Berliner Zeitung, 22.09.2006

Kurt Flasch has taken a closer look at the speech delivered by Pope Benedict XVI at Regensburg (more here, article here), and points to certain weaknesses. "A couple of months ago, a Muslim was condemned to death because he'd converted to Christianity. Only through diplomatic efforts was he set free. But the Muslim authorities who were after his life were obeying the very words of Thomas Aquinas, who teaches that he who leaves the Christian faith deserves death. All of this and much more – including Pope Gregory XIII's Te Deum when he learned of the St. Bartholomew's Day massacre of the Huguenots – the Pope ignored in his search for harmony.

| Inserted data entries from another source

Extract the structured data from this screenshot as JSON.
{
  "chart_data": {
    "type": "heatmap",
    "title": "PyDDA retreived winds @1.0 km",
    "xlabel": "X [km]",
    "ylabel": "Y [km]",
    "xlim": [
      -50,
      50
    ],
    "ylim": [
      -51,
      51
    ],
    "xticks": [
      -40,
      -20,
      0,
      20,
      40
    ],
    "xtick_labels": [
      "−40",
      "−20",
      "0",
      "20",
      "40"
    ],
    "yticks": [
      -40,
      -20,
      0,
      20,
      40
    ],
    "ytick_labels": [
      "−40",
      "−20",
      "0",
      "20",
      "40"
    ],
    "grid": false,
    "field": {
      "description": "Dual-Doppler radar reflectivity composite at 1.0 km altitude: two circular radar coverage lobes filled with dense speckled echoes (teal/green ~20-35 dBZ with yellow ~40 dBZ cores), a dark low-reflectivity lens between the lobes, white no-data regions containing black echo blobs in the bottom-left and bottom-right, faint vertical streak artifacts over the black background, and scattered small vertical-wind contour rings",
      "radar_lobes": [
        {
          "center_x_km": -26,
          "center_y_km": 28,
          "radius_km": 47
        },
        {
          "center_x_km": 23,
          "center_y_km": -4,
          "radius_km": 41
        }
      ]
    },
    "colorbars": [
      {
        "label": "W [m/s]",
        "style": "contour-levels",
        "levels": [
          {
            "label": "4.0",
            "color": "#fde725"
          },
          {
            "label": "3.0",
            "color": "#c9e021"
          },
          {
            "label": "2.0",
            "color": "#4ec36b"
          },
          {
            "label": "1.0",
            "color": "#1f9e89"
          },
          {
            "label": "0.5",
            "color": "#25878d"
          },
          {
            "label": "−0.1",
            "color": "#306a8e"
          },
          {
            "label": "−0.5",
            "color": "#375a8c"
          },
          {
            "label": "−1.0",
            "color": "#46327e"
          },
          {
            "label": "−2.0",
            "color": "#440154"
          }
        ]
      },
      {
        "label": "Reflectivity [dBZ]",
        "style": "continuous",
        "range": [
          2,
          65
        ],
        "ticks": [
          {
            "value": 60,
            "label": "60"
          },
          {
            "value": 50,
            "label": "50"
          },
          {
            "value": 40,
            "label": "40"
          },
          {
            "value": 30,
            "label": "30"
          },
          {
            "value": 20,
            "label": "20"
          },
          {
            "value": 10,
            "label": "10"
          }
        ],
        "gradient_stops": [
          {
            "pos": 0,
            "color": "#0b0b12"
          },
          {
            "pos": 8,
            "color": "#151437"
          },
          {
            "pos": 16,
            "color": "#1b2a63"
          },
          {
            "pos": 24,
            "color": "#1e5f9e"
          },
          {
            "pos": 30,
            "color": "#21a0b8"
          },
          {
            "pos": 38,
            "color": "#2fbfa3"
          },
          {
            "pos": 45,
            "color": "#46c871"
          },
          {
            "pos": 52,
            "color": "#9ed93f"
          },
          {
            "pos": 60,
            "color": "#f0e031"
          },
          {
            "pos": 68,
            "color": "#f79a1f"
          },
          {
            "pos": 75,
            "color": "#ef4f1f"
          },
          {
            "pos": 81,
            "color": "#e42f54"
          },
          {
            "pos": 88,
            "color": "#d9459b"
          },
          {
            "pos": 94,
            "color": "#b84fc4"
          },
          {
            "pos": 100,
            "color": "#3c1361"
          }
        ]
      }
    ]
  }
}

And that makes his portrayal of Islam and Christianity more of a caricature. On the whole, the two are not so dissimilar; they're just in different stages of development. After the Western Church lost its power over the police and the military, it started praising religious freedom, which it had solemnly rejected even in the 19th century."


Die Tageszeitung, 22.09.2006

In an interview with Volker Hummel, Chinese director Jia Zhangke tells how he got his film "Still Life", the winner of the Golden Palm at this year's Cannes Film Festival, past the censors. "Above all they didn't like the fact that the words 'Three Gorges' occur in the title ('Sanxia Haoren' means 'The good People of the Three Gorges' – ed). But when I asked what they had against the film taking place there, they didn't say. So the title remained. They also wanted to change one scene in a factory. Huge portraits of Marx, Lenin and Mao hung on the wall, and they wanted them to be cut because they suspected an ironic undertone. This shows how clueless the people in the censorship authority are about film. That they're just plain old party cadres. When I said I'd found the portraits there and asked if the three men were now frowned upon politically, the scenes were allowed."


Frankfurter Allgemeine Zeitung, 22.09.2006

In a long interview with Edo Reents and Hannes Hintermeier, the author Walter Kempowski, author of the major collective diary "Echolot" (more)", talks about how the literature industry has failed to recognise his work, how he betrayed his mother under torture, the eight years he spent in Bautzen penitentiary for political prisoners, and ends with Günter Grass: "When I heard he'd admitted having belonged to the SS (more here), I asked the reporter on the telephone: 'So late? But let him who is without sin cast the first stone.' I pitied him somehow, even if that's completely unnecessary. Grass has a thick skin, he's not the least perturbed by the uproar. And he's not slightly remorseful about everything he's been tooting his horn about in the last sixty years. In the future, people in his position should just keep their mouths shut."


Frankfurter Rundschau, 22.09.2006


In an obituary for cameraman Sven Nykvist, Daniel Kothenschulte quotes from a wonderful homage by Ingmar Bergman to his long-term colleague. "Sometimes I mourn the fact that I no longer make films, and more than anything else I miss working with Sven Nykvist. Perhaps because we were both so obsessed with the problems of light, this tender, dangerous, dreamy, alive, dead, misty, hot, fearful, naked, sudden, spring-like, falling, straight, slanting, sensuous, muted, poisonous, calming, sallow light."


Der Tagesspiegel, 22.09.2006


Andrea Nüsse reflects on the problems of the dialogue between Arab and western intellectuals quoting Egyptian playwright Ali Salem. "The 70-year-old does not believe in this dialogue. But he believes that is the fault of the Arab side. Writers and journalists in Egypt as in other Arab countries saw themselves throughout the 20th century as an 'intellectual brigade' in the fight against imperialism. This tradition of idealisation is still very much alive today, although it is losing its hold on the younger generation. After 50 years of totalitarianism, Salem says by way of mitigation, it is not easy suddenly to think as an individual. Then there are the intellectuals who are envious of the freedom of their colleagues in the west or who have inferiority complexes arising from the backwardness of the Arab-Muslim world. Both impede a dialogue on equal footing."